Compounding matters, the bank’s largest investor signalled on Wednesday that it would not be rushing in with more cash to help buttress the firm.

Credit Suisse has had long-running problems that “do not come as a complete shock to either investors or policymakers,” Andrew Kenningham, chief Europe economist with Capital Economics, said in a research note Wednesday. But the bank has a much larger balance sheet than SVB and is much more intertwined with the global financial system, with many subsidiaries outside Switzerland, he said.

“Credit Suisse is not just a Swiss problem but a global one,” Kenningham said. The sell-off in the bank’s shares may have implications on the European Central Bank’s decision, due Thursday, about raising rates, he added.

If the Swiss bank was “to enter a really disorderly phase, that would be a big event,” said French economist Nicolas Véron, a senior fellow at Bruegel and the Peterson Institute for International Economics. “Having said that, it was already perceived as troubled for some time. I expect that fact to have been factored into the strategies of market participants. So I imagine the risk won’t be borne by well-regulated institutions.”

“The ECB had been more attentive to this kind of risk than the Fed,” Véron added. “The kind of risk we’ve seen with Silicon Valley Bank has been high on the obsession list of the ECB for the past few years.”

The US economy appeared to be on strong footing in recent months, with the labour market remaining strong and inflation showing signs that it had begun to cool. But that all changed Friday, when Silicon Valley Bank suddenly failed, marking the second-biggest bank failure in US history.

Financial stocks have been shaky ever sense, and regulators shuttered Signature Bank on Sunday. To stave off a broader panic, US authorities stepped in to assure depositors they would be made whole. Regional bank stocks fell sharply on Monday and then rebounded on Tuesday. But the Credit Suisse news on Wednesday, a sign that banking sector issues aren’t confined to US banks, appears to have rattled investors in banks again.

Shares of First Republic Bank, another Bay Area bank catering to tech clients, dropped more than 16 percent and shares of Phoenix-based Western Alliance dropped 6 percent. Volatility spread across the market – the CBOE VIX index, known as Wall Street’s “fear gauge,” was up more than 12 percent.

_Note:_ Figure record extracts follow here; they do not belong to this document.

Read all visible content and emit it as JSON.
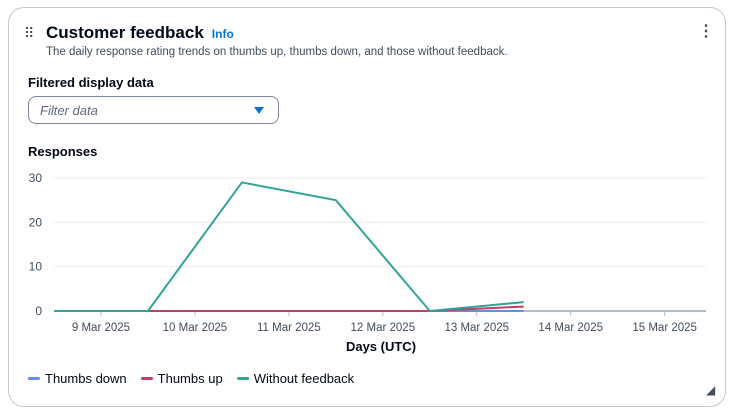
{
  "header": {
    "title": "Customer feedback",
    "info": "Info",
    "description": "The daily response rating trends on thumbs up, thumbs down, and those without feedback."
  },
  "filter": {
    "label": "Filtered display data",
    "placeholder": "Filter data"
  },
  "chart_data": {
    "type": "line",
    "title": "Responses",
    "xlabel": "Days (UTC)",
    "ylabel": "",
    "x": [
      8.5,
      9.5,
      10.5,
      11.5,
      12.5,
      13.5
    ],
    "xticks": [
      {
        "v": 9,
        "label": "9 Mar 2025"
      },
      {
        "v": 10,
        "label": "10 Mar 2025"
      },
      {
        "v": 11,
        "label": "11 Mar 2025"
      },
      {
        "v": 12,
        "label": "12 Mar 2025"
      },
      {
        "v": 13,
        "label": "13 Mar 2025"
      },
      {
        "v": 14,
        "label": "14 Mar 2025"
      },
      {
        "v": 15,
        "label": "15 Mar 2025"
      }
    ],
    "xlim": [
      8.5,
      15.44
    ],
    "yticks": [
      0,
      10,
      20,
      30
    ],
    "ylim": [
      0,
      30
    ],
    "grid": true,
    "series": [
      {
        "name": "Thumbs down",
        "color": "#688ae8",
        "values": [
          0,
          0,
          0,
          0,
          0,
          0
        ]
      },
      {
        "name": "Thumbs up",
        "color": "#c33d69",
        "values": [
          0,
          0,
          0,
          0,
          0,
          1
        ]
      },
      {
        "name": "Without feedback",
        "color": "#2ea597",
        "values": [
          0,
          0,
          29,
          25,
          0,
          2
        ]
      }
    ],
    "legend": "bottom-left"
  }
}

The White House scrambled this weekend to calm customers and the banking industry, moving swiftly to avert a sense of crisis. In Silicon Valley, start-up founders who kept their money at Silicon Valley Bank fretted over how they would pay their employees before breathing a sigh of relief when they learned they’d have access to their full accounts.

But SVB and Signature’s closures still sent a sense of precariousness through the banking sector. When Credit Suisse issued its annual report that found that its “disclosure controls and procedures were not effective” during a certain time period, it was into a market that was already on-edge.

Credit Suisse had delayed releasing its annual report after the Securities and Exchange Commission asked for more information last week about past cash flow statements. In its annual report, eventually released Tuesday, the bank said it discovered “material weaknesses in internal control over financial reporting” in 2021 and 2022.

Credit Suisse’s largest investor, Saudi National Bank, said it would not take a larger stake in the company.

“The answer is absolutely not, for many reasons outside the simplest reason, which is regulatory and statutory,” chairman Ammar Al Khudairy told Bloomberg TV.

Credit Suisse is in the midst of a big restructuring in an attempt to make the bank profitable again.

Banking stocks had rebounded Tuesday before Wednesday’s early sell-off took hold.